Créée en 1997, l’Arcep va bientôt fêter son 30e anniversaire. Comment son périmètre d’action et ses prérogatives ont-ils évolué au cours des dernières décennies ?
L’Arcep est une autorité administrative indépendante, active dans la régulation des secteurs des télécommunications, des infrastructures numériques, des postes, de la distribution de la presse. En 1997, elle a vu le jour dans un contexte marqué par l’ouverture du secteur des télécommunications à la concurrence. Depuis, le secteur a connu de profondes mutations avec notamment le développement l’internet fixe, le déploiement des réseaux mobiles, puis de la fibre optique, le prochain arrêt du réseau historique en cuivre…
En raison de l’importance croissante des réseaux, notamment pour la vie économique du pays, le législateur européen a jugé nécessaire la création d’une autorité indépendante pour assurer le bon développement de ces réseaux. Son indépendance est, par ailleurs, à considérer par rapport aux acteurs économiques et aux pouvoirs publics et son action est contrôlée par le Parlement et la Commission Européenne.
Depuis sa création, l’Arcep s’est, en outre, vu confier de nouvelles missions, dont la régulation du secteur postal en 2005, puis de la distribution de la presse, en 2019. Plus récemment, la loi visant à sécuriser et réguler l’espace numérique du 21 mai 2024 a confié de nouvelles missions de régulation à l’Arcep, d’une part sur le marché de l’informatique en nuage (cloud), en anticipation du règlement européen sur les données (Data Act), et d’autre part sur les prestataires de services d’intermédiation de données, en application du règlement européen sur la gouvernance des données (« Data Governance Act »).

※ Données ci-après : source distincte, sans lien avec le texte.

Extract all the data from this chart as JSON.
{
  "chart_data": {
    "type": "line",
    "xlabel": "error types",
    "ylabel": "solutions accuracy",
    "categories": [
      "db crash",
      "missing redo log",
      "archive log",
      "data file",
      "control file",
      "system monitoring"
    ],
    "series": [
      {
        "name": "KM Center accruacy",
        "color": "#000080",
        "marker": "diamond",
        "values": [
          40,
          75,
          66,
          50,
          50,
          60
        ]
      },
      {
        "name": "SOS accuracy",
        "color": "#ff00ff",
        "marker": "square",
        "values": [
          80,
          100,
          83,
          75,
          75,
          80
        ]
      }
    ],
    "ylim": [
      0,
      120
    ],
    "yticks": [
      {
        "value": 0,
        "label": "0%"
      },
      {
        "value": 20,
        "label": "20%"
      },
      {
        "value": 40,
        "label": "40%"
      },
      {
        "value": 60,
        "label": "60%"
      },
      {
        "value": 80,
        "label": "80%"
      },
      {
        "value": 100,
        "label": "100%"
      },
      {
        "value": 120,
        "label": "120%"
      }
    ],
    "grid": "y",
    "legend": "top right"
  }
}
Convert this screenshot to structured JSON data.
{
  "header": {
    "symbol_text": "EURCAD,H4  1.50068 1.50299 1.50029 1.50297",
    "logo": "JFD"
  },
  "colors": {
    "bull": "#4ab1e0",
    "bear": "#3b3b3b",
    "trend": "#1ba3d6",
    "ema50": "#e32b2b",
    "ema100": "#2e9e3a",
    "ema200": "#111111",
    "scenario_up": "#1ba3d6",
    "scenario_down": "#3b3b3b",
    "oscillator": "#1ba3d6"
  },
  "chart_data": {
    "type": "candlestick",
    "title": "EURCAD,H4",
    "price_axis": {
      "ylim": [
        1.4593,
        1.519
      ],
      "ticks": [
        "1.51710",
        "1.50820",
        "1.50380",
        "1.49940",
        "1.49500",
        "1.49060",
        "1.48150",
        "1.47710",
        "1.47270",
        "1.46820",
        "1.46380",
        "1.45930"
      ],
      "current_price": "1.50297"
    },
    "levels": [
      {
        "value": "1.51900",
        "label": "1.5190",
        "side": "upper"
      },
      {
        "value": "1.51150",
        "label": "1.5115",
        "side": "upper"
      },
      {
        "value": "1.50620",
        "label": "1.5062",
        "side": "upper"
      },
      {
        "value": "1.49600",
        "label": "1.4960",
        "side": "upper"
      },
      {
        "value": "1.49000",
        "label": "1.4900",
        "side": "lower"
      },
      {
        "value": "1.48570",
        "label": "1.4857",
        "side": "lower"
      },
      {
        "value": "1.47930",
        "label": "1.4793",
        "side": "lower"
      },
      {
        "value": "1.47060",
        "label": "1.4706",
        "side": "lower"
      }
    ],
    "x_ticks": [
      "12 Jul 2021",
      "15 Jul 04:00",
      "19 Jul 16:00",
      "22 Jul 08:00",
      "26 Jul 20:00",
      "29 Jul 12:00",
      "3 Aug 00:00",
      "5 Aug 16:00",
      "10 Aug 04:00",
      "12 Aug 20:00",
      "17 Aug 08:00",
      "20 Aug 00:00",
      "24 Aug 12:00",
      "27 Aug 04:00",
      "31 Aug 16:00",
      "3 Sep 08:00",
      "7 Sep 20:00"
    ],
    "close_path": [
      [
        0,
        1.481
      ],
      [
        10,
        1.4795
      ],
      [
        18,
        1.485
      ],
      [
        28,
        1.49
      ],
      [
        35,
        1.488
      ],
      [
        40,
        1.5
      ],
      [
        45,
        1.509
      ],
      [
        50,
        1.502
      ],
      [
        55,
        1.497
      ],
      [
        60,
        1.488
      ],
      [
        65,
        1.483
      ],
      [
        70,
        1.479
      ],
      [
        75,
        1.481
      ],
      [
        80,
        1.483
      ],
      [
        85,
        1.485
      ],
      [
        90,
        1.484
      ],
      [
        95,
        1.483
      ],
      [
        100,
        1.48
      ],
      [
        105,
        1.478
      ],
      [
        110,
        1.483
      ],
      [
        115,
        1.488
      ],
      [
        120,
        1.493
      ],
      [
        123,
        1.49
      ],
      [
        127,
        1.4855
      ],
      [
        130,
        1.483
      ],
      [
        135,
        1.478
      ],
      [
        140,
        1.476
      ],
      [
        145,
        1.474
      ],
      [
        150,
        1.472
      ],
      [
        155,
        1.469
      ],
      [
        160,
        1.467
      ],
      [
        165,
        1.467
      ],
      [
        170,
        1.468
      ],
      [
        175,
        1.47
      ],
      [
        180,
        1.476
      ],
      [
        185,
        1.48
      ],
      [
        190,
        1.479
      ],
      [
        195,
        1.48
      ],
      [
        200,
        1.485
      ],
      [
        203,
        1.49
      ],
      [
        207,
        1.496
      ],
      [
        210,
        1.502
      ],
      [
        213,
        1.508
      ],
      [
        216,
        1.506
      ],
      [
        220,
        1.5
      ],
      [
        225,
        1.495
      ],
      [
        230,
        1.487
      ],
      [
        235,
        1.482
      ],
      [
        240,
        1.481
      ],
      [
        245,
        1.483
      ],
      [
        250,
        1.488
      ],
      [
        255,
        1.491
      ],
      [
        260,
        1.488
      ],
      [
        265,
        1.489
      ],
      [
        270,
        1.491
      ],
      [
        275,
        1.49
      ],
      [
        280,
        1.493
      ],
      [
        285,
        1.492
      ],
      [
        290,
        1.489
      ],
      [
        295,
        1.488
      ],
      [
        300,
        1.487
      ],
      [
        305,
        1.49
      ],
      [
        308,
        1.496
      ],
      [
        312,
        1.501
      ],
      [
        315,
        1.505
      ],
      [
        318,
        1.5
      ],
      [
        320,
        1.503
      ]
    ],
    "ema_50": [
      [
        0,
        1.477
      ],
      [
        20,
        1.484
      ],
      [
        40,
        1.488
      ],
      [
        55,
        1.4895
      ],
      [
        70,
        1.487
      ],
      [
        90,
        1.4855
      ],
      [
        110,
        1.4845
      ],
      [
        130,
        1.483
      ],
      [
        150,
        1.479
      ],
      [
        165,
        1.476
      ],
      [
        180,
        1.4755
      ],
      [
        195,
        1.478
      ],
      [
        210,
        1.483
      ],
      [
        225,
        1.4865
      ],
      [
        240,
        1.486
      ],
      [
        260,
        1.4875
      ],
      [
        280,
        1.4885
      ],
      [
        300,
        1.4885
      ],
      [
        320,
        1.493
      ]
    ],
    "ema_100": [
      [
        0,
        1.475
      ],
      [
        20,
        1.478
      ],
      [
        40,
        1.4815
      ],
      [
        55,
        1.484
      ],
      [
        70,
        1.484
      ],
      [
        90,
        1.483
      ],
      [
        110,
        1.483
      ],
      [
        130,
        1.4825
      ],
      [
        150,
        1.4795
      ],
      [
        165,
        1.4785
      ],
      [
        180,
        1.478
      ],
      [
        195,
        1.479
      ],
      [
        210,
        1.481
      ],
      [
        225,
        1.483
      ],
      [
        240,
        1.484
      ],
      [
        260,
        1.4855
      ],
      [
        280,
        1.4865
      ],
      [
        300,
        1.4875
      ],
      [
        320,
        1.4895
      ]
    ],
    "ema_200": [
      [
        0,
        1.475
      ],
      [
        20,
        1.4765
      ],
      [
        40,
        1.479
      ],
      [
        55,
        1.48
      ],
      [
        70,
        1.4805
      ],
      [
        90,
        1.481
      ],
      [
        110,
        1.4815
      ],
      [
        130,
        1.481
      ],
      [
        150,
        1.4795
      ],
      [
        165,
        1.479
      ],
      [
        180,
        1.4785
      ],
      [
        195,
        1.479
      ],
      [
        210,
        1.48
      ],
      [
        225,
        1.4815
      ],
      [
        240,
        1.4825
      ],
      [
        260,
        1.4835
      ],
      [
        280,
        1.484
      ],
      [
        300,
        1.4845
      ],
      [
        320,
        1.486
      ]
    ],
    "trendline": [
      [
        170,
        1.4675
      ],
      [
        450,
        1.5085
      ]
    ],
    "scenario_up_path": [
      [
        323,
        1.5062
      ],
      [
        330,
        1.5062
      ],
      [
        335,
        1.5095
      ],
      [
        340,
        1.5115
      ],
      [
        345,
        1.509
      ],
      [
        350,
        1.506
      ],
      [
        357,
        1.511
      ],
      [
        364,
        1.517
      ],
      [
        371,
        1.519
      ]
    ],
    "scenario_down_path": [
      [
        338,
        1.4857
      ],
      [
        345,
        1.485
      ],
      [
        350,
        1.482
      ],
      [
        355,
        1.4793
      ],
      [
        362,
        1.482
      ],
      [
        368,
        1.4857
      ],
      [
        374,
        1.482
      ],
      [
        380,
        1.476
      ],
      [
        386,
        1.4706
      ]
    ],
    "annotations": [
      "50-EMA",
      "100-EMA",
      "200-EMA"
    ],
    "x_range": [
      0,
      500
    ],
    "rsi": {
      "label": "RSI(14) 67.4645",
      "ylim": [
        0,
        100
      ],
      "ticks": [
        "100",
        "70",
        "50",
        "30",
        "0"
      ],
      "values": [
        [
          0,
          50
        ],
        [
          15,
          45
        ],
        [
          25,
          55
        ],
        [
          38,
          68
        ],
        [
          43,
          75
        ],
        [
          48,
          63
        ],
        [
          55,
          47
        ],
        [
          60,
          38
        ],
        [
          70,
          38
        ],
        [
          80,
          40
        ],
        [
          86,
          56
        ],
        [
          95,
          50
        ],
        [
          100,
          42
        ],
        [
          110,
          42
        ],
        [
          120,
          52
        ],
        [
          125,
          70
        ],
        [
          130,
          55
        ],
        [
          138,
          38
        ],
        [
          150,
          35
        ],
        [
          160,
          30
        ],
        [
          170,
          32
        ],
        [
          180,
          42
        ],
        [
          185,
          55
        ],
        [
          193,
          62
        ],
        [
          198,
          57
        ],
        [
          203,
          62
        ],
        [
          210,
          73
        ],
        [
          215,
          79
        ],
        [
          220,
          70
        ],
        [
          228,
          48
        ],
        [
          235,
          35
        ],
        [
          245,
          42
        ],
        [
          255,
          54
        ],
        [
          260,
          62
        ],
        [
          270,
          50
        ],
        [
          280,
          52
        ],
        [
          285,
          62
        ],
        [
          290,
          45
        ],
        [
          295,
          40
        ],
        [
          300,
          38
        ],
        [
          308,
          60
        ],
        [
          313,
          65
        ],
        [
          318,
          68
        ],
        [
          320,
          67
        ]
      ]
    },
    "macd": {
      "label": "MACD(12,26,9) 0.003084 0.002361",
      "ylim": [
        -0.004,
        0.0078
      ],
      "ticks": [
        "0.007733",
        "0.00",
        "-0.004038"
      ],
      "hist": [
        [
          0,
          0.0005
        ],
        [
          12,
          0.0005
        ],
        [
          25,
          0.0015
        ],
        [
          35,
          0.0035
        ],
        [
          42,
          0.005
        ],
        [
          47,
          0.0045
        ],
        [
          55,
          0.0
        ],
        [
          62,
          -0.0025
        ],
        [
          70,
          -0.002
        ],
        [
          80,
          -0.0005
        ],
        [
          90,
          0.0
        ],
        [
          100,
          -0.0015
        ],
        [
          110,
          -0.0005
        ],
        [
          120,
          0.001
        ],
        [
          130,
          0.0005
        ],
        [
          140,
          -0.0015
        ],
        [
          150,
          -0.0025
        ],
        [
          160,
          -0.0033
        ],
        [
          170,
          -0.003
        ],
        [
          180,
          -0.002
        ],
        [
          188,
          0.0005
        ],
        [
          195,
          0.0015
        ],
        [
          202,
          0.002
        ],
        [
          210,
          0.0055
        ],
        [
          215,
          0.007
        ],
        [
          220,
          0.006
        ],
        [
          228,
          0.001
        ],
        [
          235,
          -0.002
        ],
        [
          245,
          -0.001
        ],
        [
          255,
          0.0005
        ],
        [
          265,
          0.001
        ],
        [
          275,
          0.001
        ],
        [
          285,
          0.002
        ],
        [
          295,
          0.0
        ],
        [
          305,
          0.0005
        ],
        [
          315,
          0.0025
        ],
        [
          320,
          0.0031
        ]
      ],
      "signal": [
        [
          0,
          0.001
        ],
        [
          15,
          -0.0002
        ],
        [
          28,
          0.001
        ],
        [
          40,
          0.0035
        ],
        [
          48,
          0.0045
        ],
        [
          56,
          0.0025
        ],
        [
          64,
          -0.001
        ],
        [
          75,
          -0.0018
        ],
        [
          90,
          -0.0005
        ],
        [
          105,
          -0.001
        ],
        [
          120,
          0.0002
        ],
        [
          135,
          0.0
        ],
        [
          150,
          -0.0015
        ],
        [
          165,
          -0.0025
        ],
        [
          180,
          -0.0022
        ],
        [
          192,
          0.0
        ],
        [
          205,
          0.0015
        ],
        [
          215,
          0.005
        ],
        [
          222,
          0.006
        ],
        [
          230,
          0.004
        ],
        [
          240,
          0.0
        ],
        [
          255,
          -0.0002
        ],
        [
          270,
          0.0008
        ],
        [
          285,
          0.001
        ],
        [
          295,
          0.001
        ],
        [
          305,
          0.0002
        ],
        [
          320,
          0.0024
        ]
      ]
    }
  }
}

“L’Arcep vise à s’assurer que les dynamiques et les intérêts des opérateurs se concilient avec les objectifs de connectivité du territoire, de compétitivité et de concurrence au bénéfice des utilisateurs.”
Pour l’ensemble de ses missions, l’Arcep vise à s’assurer que les dynamiques et les intérêts des opérateurs se concilient avec les objectifs de connectivité du territoire, de compétitivité et de concurrence au bénéfice des utilisateurs. L’Arcep contribue ainsi à créer les conditions d’investissements des opérateurs privés et publics dans les infrastructures afin notamment d’améliorer la connectivité des territoires. En France métropolitaine et en Outre-mer, cela se traduit notamment par la poursuite de la dynamique de déploiement de la fibre optique et des réseaux mobiles, par la surveillance du bon fonctionnement des marchés des services postaux et de la distribution de la presse, qui représentent des infrastructures vitales au quotidien pour les entreprises et les particuliers.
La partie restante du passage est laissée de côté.